|Title||'A sort of juridical phantasm' : the criminal law’s (lack of) engagement with lesbianism|
This thesis examines the ways in which the criminal justice system of England and Wales has regulated, failed or refused to regulate lesbiainism. It identifies the overarching approach as one of silencing, in which lesbianism is not simply ignored or unimaginable but is deliberately excluded from legal discourses. However, the existence of such a policy cannot alone explain the complex ways in which lesbianism has been regulated, and so two particular issues are explored in detail. First, in what ways has the policy of silencing been breached? Historical and contemporary criminal prosecutions over three centuries are identified and their significance examined. That significance can be fully understood only in the context of surrounding social and legal developments which are also considered.

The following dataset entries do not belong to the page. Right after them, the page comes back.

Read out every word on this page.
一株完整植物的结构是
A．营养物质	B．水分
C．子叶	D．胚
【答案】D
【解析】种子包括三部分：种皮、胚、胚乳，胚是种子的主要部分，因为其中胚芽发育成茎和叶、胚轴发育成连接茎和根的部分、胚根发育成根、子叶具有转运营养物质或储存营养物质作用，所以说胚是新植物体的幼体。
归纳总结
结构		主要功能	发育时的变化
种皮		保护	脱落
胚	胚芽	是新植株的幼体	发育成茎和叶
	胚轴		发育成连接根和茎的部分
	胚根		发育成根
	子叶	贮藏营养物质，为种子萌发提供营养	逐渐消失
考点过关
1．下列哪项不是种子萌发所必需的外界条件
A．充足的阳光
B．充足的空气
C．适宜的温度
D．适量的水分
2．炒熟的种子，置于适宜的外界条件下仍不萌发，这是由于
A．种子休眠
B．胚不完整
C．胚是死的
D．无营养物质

Second, the evolution of silencing itself is explored. From the profound
changes in popular and medical understandings of sexuality which occurred in the eighteenth and nineteenth centuries to the growth of lesbian visibility and political activism in the twentieth and twenty-first, the contexts in which silencing operates have altered dramatically. Further, the law itself has moved for the first time to an avowedly non-discriminatory, gender-neutral approach with the Sexual Offences Act 2003. In consequence, silencing itself has also had to change. As simple denial of lesbianism's existence has ceased to be feasible, this thesis describes the new forms which silencing has taken in response.

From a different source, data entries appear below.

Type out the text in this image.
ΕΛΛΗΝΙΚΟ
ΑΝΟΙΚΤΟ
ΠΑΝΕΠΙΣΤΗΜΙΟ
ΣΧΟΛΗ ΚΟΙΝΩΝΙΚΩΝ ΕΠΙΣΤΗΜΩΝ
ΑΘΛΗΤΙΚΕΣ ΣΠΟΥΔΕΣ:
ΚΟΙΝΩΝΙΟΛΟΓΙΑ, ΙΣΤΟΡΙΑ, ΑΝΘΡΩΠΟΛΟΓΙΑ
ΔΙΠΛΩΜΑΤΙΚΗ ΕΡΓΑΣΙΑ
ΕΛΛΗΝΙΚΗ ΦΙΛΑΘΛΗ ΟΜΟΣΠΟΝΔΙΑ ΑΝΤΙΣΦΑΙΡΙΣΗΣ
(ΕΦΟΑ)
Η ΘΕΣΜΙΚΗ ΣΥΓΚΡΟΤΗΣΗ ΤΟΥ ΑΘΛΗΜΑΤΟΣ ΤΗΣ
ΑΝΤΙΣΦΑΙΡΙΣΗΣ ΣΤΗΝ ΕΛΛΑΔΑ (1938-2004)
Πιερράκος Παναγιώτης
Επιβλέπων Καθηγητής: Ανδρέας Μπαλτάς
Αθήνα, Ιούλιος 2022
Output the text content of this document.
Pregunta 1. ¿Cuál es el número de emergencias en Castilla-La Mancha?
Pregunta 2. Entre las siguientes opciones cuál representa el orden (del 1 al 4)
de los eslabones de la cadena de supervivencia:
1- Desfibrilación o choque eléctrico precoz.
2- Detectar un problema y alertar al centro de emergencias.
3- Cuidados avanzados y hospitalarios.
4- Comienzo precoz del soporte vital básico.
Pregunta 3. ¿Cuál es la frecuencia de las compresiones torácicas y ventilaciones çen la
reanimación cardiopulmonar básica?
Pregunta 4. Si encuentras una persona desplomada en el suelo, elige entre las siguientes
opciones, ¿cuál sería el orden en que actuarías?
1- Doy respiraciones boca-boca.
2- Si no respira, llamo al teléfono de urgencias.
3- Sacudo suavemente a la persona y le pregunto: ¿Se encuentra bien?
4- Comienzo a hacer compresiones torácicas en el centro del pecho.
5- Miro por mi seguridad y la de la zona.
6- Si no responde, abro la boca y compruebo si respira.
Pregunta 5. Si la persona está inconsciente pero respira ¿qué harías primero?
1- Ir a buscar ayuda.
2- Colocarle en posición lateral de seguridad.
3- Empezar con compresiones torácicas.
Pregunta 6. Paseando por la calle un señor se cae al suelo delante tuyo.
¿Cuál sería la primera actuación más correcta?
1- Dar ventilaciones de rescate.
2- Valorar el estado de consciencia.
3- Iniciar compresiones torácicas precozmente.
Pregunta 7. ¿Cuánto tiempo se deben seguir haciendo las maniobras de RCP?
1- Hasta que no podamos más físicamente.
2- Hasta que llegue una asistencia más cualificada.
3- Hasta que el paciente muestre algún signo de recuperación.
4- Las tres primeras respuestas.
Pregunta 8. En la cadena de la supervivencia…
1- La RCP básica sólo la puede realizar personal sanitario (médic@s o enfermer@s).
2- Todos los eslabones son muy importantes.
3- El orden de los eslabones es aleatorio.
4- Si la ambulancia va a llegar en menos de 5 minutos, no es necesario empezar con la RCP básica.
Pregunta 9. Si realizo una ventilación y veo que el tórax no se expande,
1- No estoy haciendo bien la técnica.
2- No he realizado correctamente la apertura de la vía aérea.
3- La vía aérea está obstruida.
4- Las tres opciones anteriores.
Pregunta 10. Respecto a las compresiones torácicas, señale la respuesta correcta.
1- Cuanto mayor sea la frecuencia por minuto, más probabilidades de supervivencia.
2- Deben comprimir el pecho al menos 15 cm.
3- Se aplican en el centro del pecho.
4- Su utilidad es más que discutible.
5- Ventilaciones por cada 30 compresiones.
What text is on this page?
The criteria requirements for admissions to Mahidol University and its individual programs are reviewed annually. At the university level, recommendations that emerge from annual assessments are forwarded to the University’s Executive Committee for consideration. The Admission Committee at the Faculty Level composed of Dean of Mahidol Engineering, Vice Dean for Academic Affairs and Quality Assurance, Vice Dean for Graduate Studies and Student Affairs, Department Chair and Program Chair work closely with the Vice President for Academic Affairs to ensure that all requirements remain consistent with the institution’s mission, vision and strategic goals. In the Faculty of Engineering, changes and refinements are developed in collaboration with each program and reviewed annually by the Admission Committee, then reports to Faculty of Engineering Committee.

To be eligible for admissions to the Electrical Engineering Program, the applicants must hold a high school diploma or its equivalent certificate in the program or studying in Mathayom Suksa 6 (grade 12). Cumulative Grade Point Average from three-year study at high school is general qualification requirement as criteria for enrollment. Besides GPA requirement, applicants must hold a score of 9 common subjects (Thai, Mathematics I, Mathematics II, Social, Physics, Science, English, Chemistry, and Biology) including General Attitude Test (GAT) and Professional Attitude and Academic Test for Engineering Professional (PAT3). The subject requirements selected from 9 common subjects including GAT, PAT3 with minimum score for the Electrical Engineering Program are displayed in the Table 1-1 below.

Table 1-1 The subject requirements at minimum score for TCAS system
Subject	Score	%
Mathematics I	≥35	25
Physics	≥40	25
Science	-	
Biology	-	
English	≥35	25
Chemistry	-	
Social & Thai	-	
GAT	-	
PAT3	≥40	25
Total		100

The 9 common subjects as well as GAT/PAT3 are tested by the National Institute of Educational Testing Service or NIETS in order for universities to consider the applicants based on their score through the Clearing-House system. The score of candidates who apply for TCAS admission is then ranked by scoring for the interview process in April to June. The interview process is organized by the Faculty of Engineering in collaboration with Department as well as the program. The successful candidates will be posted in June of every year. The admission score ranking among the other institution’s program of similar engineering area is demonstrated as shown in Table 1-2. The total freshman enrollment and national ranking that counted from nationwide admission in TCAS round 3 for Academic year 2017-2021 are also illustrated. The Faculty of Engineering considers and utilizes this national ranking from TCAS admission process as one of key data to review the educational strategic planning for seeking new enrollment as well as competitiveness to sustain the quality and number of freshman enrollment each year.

Third, the thesis considers the implications of the criminal legal system's
approaches for the theoretical underpinnings of lesbian theory and activism. Liberal theories, queer theories and radical feminism are all examined in this context. Their adequacy in explaining and responding to the criminal law's treatment of lesbianism is analysed, and the significance of this analysis for future directions in lesbian activism explored.

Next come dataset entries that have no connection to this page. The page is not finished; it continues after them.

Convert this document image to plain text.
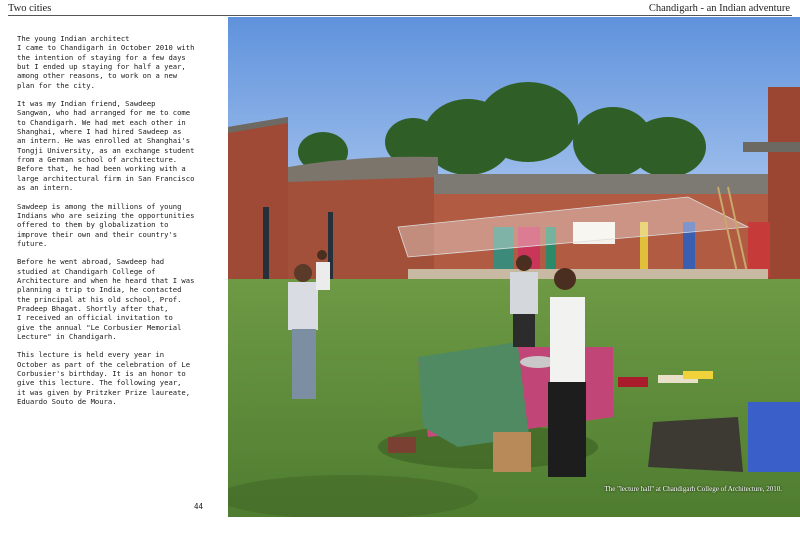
Two cities	Chandigarh - an Indian adventure

The young Indian architect
I came to Chandigarh in October 2010 with
the intention of staying for a few days
but I ended up staying for half a year,
among other reasons, to work on a new
plan for the city.

It was my Indian friend, Sawdeep
Sangwan, who had arranged for me to come
to Chandigarh. We had met each other in
Shanghai, where I had hired Sawdeep as
an intern. He was enrolled at Shanghai's
Tongji University, as an exchange student
from a German school of architecture.
Before that, he had been working with a
large architectural firm in San Francisco
as an intern.

Sawdeep is among the millions of young
Indians who are seizing the opportunities
offered to them by globalization to
improve their own and their country's
future.

Before he went abroad, Sawdeep had
studied at Chandigarh College of
Architecture and when he heard that I was
planning a trip to India, he contacted
the principal at his old school, Prof.
Pradeep Bhagat. Shortly after that,
I received an official invitation to
give the annual "Le Corbusier Memorial
Lecture" in Chandigarh.

This lecture is held every year in
October as part of the celebration of Le
Corbusier's birthday. It is an honor to
give this lecture. The following year,
it was given by Pritzker Prize laureate,
Eduardo Souto de Moura.

44
The "lecture hall" at Chandigarh College of Architecture, 2010.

This thesis offers a significant contribution to knowledge in two respects.
First, although many of the cases discussed here have been published elsewhere and subjected to varying degrees of academic analysis, this is the first systematic account of the regulation of lesbianism by the criminal justice system. Thus the discussion of common themes and historical developments is novel. Second, most of the cases have hitherto been considered from a historical rather than legal perspective, while many of the contemporary cases have not previously been considered from a broadly radical feminist perspective. Further, the analysis of the applicability of queer and radical feminist theories to this particular area of the criminal law is also new. This thesis therefore demonstrates the exercise of independent critical powers.